The unemployment numbers just released are good–they are not great because of some of the underlying factors. Investor’s Business Daily reported that in April the unemployment rate dropped to 3.9 percent. That is good news, but there are some other numbers that are cause for concern.
The article at Investor’s Business Daily reports:
Since Trump took office, the economy has added a total of 2.7 million jobs, and since his tax cuts took effect we’ve seen an average 200,000 new jobs each month. Initial jobless claims are at decades long lows as well.
That’s unquestionably good news.
The report also finds, however, that wages rose slightly less than expected in April — with hourly earnings climbing at a 2.6% annualized rate.
…According to the Census household survey, the biggest contribution to the drop in the unemployment rate wasn’t people getting jobs — that survey registered a gain of just 3,000 in April. It’s due mainly to the fact that 410,000 dropped out of the labor force — and no longer count as unemployed.
The article cites some figures explaining changes in the Workforce Participation Rate in various age groups:
The labor force participation rate in Dec. 2000 was 67%. Today it is just 62.8%.
The employment-to-population ratio then was 64.4%. Now it’s 60.3%.
The population not in the labor force — they don’t have jobs and aren’t looking — has climbed a stunning 25.3 million over those years.
Think about it this way. If the labor force participation rate were the same today as it was in December 2000, the unemployment rate wouldn’t be 3.9%. It would be 10%!

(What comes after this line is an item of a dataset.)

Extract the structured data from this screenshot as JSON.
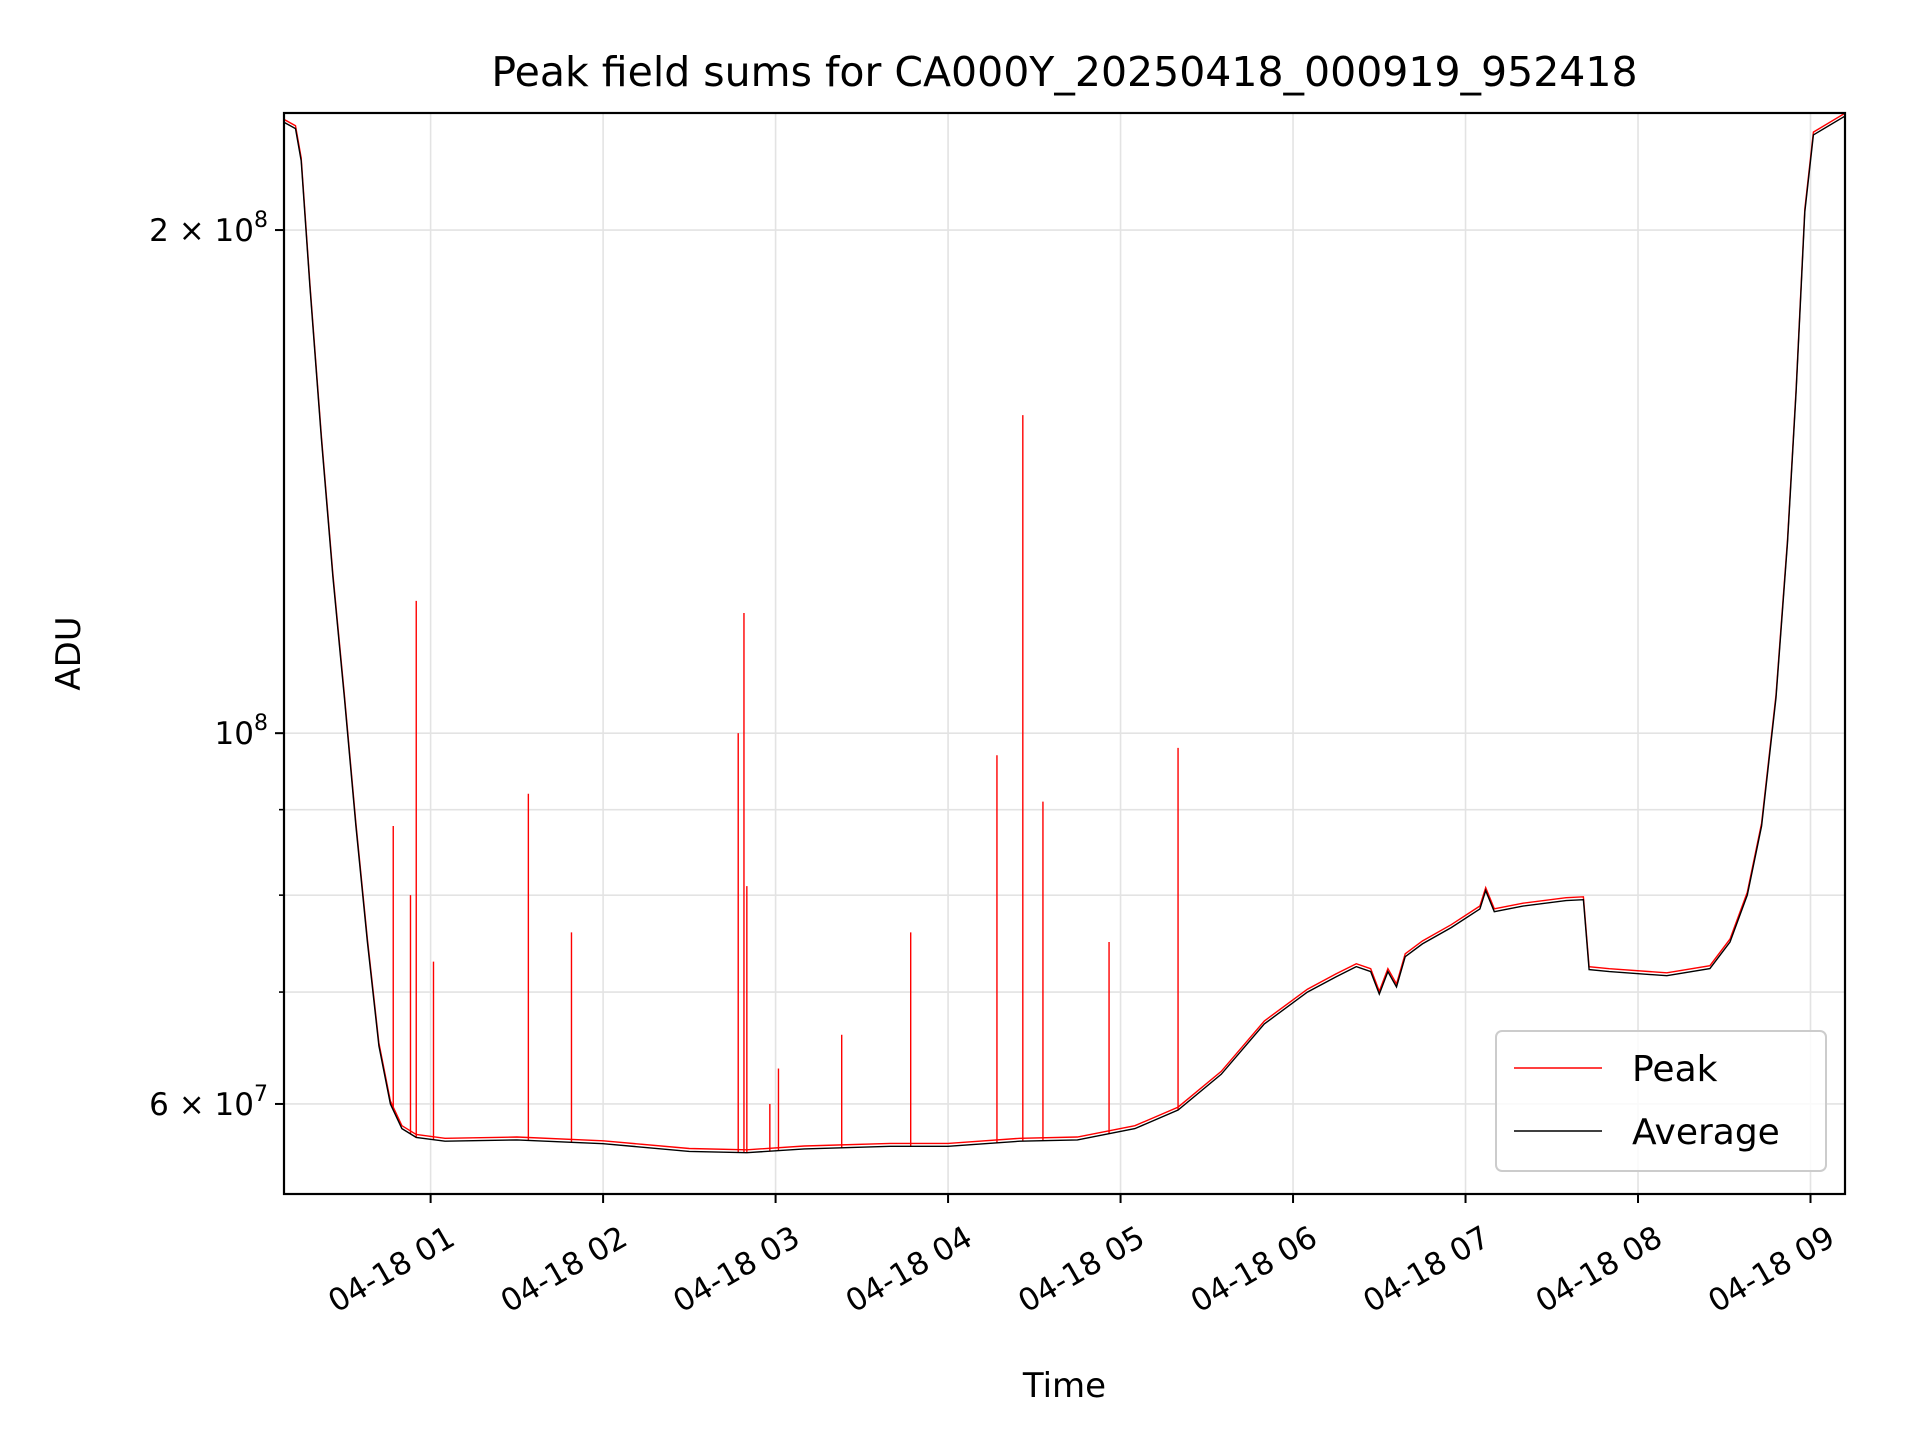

Yes, many who’ve left the labor force over the past 18 years are baby boomers entering retirement. But that doesn’t come close to explaining the massive increase in labor dropouts.
For example, the labor force participation rate among 20- to 24-year-olds was 78% in December 2000. It’s just 71% today. For those 25-34 years old, the rate declined from 85% to 83%.
In contrast, among those 55 and older, the participation rate increased — going from 33% in December 2000 to 40% now.
From my perspective, there are a number of reasons for this change–the federal government has made not working too comfortable. Our safety net has gotten too comfortable for many people, creating multi-generational welfare recipients. We did go through a recession after the housing bubble burst, but we are coming out of that now, and it is time for people to resume their job searches. Another reason for the fact that the workforce participation rate is so low might be that we are graduating students from college with no marketable skills or with the idea that since they just graduated, they can start their careers at the top of the corporate ladder. Some of these graduates refuse to look for jobs outside of their chosen degree field or refuse to begin any place other than at the top. There is also the matter of whatever work ethic students may or may not have learned in college.
The economy is looking better, but we have a long way to go before we can be considered actually prosperous–we need to deal with the debt and we need to shrink government drastically.